Скучно, однакож, на Невском в начале сумерек; куда деваться? В кафе Пассажа итти нет охоты, да и незачем! С тех пор как Иван Александрович познакомился с Беккерами, объявления о продающихся домах находят в нем равнодушного читателя. Что же делать?.. Куда деваться?.. Этакая скука!.. Размышляя таким образом, Свистулькин машинально перешел на другую сторону тротуара, против здания Публичной библиотеки, и так же машинально последовал за пешеходами, направлявшимися к Александрийскому театру.
Окна театра и арки, его окружающие, блистали огнями; подле заметно было некоторое движение: кой-где, в тусклых лучах света, прорезывающих туман и темноту, мелькали пешеходы, иногда даже целые семейства, прикрывающиеся одним зонтиком; по площади, кряхтя и фыркая, тащились извозчичьи клячи; все это, проходя или проезжая мимо лотков с яблоками, мимо извозчичьих дрожек, уже доставивших публику, направлялось к освещенным подъездам театра.
«Странно, как мало сегодня публики… почти ни одной кареты!» — сказал сам себе Иван Александрович.

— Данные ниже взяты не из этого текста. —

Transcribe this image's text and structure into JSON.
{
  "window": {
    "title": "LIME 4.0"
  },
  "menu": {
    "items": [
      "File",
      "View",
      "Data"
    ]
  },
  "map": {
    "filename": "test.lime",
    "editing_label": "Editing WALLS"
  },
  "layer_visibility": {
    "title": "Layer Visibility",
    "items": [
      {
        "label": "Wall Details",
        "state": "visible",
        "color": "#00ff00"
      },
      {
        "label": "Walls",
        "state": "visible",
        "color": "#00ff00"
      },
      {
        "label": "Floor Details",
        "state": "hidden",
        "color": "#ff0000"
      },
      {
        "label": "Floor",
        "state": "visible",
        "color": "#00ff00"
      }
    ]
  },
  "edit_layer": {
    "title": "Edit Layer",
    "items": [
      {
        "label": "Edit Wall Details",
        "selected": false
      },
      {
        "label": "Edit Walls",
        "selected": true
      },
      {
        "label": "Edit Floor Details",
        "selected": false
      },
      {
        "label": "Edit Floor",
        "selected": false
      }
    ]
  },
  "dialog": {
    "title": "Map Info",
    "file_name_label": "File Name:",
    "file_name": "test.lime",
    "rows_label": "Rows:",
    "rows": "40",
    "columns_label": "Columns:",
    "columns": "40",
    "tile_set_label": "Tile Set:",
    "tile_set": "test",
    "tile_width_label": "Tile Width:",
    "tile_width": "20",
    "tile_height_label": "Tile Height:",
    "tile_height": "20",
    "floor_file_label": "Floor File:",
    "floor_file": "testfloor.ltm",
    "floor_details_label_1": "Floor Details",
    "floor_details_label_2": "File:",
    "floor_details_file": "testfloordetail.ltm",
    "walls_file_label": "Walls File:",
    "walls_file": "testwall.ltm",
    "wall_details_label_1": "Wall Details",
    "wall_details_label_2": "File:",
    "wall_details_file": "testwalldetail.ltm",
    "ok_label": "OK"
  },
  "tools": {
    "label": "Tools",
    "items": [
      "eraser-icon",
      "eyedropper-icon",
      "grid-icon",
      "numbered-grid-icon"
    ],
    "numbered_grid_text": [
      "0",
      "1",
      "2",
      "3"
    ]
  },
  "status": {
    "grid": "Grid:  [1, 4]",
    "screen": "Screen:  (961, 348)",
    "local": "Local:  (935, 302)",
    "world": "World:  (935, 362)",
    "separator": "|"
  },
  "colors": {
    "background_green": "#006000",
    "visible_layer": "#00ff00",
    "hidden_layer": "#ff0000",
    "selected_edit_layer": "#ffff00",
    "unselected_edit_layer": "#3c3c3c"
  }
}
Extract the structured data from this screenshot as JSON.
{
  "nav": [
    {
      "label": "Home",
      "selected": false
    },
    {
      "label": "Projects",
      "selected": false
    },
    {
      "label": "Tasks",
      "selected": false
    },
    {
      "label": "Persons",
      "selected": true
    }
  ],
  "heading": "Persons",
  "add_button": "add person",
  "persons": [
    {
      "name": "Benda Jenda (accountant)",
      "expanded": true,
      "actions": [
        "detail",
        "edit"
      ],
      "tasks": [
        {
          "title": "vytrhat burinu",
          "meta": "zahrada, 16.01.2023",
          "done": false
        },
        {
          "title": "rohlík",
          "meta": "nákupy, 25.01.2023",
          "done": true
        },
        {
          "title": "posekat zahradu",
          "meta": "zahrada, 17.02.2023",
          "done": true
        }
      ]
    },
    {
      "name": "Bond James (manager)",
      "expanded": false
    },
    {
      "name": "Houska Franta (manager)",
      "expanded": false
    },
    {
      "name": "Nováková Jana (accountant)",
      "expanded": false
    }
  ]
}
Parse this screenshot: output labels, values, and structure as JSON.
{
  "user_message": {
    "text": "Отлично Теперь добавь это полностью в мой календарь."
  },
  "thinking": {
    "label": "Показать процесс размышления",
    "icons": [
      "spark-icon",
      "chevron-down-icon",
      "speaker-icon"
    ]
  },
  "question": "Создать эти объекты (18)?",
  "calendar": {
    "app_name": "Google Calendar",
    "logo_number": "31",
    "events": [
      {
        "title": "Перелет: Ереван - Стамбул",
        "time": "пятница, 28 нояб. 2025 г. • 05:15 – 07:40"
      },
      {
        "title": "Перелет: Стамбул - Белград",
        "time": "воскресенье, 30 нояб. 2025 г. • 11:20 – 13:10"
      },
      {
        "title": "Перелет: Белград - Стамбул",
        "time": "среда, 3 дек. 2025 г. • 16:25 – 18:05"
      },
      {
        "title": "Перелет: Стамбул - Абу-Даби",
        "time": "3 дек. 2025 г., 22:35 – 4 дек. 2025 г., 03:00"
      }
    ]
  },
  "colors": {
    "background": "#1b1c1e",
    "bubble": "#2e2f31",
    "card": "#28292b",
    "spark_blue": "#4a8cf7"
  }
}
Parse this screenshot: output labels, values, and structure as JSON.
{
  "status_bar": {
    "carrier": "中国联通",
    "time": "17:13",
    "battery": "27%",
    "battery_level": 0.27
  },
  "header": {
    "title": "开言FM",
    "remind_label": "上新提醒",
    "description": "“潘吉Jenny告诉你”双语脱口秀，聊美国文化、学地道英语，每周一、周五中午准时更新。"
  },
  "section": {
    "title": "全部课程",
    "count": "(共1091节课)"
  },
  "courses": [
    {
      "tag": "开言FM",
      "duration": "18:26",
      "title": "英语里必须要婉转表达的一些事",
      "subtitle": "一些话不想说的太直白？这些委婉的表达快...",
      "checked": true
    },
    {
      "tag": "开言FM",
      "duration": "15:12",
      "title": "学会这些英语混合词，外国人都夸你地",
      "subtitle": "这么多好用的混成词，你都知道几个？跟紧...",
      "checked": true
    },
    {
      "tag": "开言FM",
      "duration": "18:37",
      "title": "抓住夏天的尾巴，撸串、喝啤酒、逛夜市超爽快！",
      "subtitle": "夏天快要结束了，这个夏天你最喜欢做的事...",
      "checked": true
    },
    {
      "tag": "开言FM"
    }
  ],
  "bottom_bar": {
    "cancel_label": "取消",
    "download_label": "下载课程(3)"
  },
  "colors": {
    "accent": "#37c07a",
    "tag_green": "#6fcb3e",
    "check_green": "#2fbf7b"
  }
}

Отсутствие карет тотчас же объяснилось, как только Свистулькин прочел при свете фонаря объявление о немецком спектакле. Афиша возвещала какой-то Abendunterhaltung {Вечер (ред.).} в пользу какой-то госпожи; затем следовал бесконечный ряд пьес, с названием каждого акта порознь: ein Trauerspiel {Трагедия (ред.).} в пяти актах: две Lustspiel, {Комедии (ред.).} каждая в двух действиях, две Posse { Шутки (ред.).} и две драматические Lecture {Чтения (ред.).} заканчивали Soirêe. {Вечер (ред.).}
Свистулькин знал по-немецки всего несколько слов; он, весьма натурально, ничего почти не понял из афиши, хотя прочел ее до конца.
«Все равно, — подумал он, — зайду в театр, послушаю музыку, погляжу на публику… между немками много хорошеньких… погляжу на актрис… ведь в театр ходят всегда скорее глазеть, чем слушать: все равно, значит, на каком бы языке ни была пьеса… главное дело, вечер пройдет все-таки во сто раз приятнее, чем дома… к Беккерам пойду завтра… О, завтра! Завтра — великий день!..»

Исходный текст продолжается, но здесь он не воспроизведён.